Apache Beam is a layer over other data processing systems with multiple backends ("runners"). It includes its own implementation of the Nexmark benchmarks. These instructions document how to run them for four of its runners:
-
Direct: This is built into Beam. This is meant for checking correctness and is not optimized for performance.
-
Flink
-
Spark
-
Google Cloud Dataflow
Each runner supports both batch and streaming processing. In addition, Beam's Nexmark suite includes an implementation of each query in as many as three forms. All of them are implemented using the Beam native representation in terms of transforms and aggregations. Some of them are also implemented in two forms of SQL: "standard" SQL and ZetaSQL.

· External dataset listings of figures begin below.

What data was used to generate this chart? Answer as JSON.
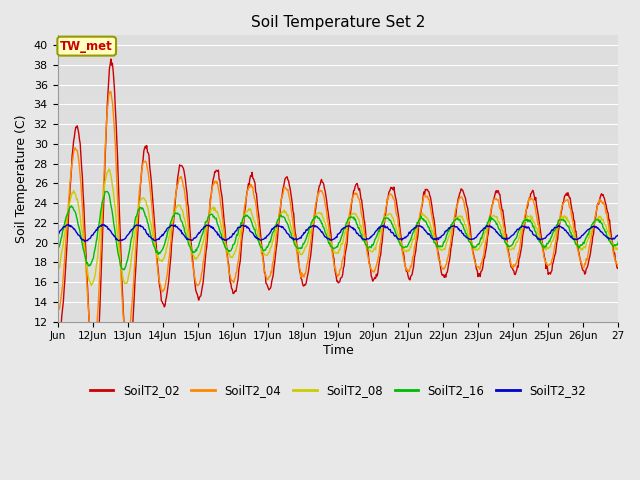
{
  "title": "Soil Temperature Set 2",
  "xlabel": "Time",
  "ylabel": "Soil Temperature (C)",
  "ylim": [
    12,
    41
  ],
  "yticks": [
    12,
    14,
    16,
    18,
    20,
    22,
    24,
    26,
    28,
    30,
    32,
    34,
    36,
    38,
    40
  ],
  "annotation": "TW_met",
  "series_colors": {
    "SoilT2_02": "#cc0000",
    "SoilT2_04": "#ff8800",
    "SoilT2_08": "#cccc00",
    "SoilT2_16": "#00bb00",
    "SoilT2_32": "#0000cc"
  },
  "plot_bg_color": "#dedede",
  "fig_bg_color": "#e8e8e8",
  "linewidth": 1.0,
  "xtick_labels": [
    "Jun",
    "12Jun",
    "13Jun",
    "14Jun",
    "15Jun",
    "16Jun",
    "17Jun",
    "18Jun",
    "19Jun",
    "20Jun",
    "21Jun",
    "22Jun",
    "23Jun",
    "24Jun",
    "25Jun",
    "26Jun",
    "27"
  ]
}
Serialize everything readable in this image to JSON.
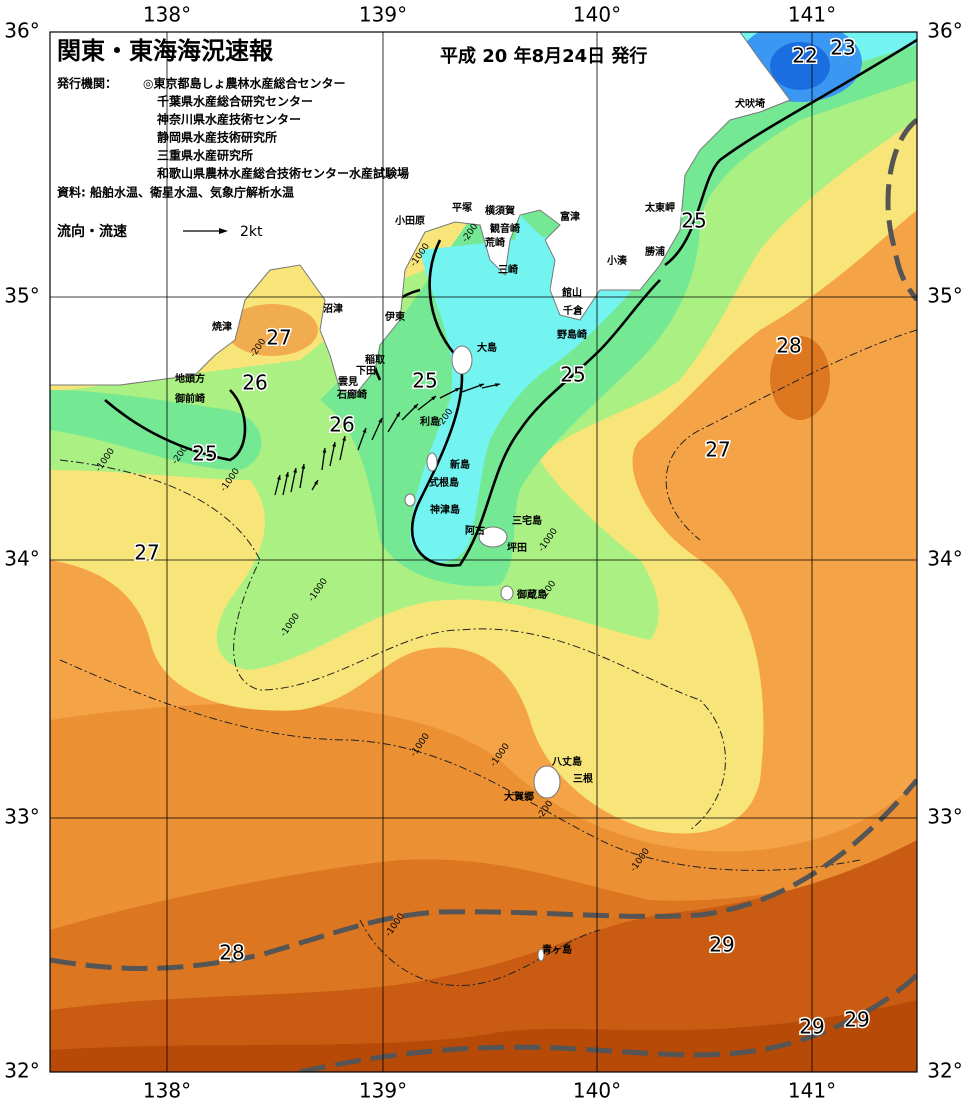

For a Beam overview, see https://beam.apache.org/get-started/beam-overview/. For information about the Nexmark benchmark for Beam, see https://beam.apache.org/documentation/sdks/java/testing/nexmark/.
Install the Java Development Kit. These instructions were tested with OpenJDK 21.0.2.
You can follow the instructions below to build Nexmark, or run
setup.sh in this directory.
-
Clone the Beam repository:
git clone https://github.com/apache/beam.gitIf you wish to benchmark a particular version, check it out:
(cd beam && git checkout origin/release-2.55.0) -
Apply
configurable-spark-master.patch:(cd beam && git am < ../configurable-spark-master.patch)
There's no need to run a separate build step. Beam will build the first time you run a benchmark.
Use run-nexmark.sh in the parent directory.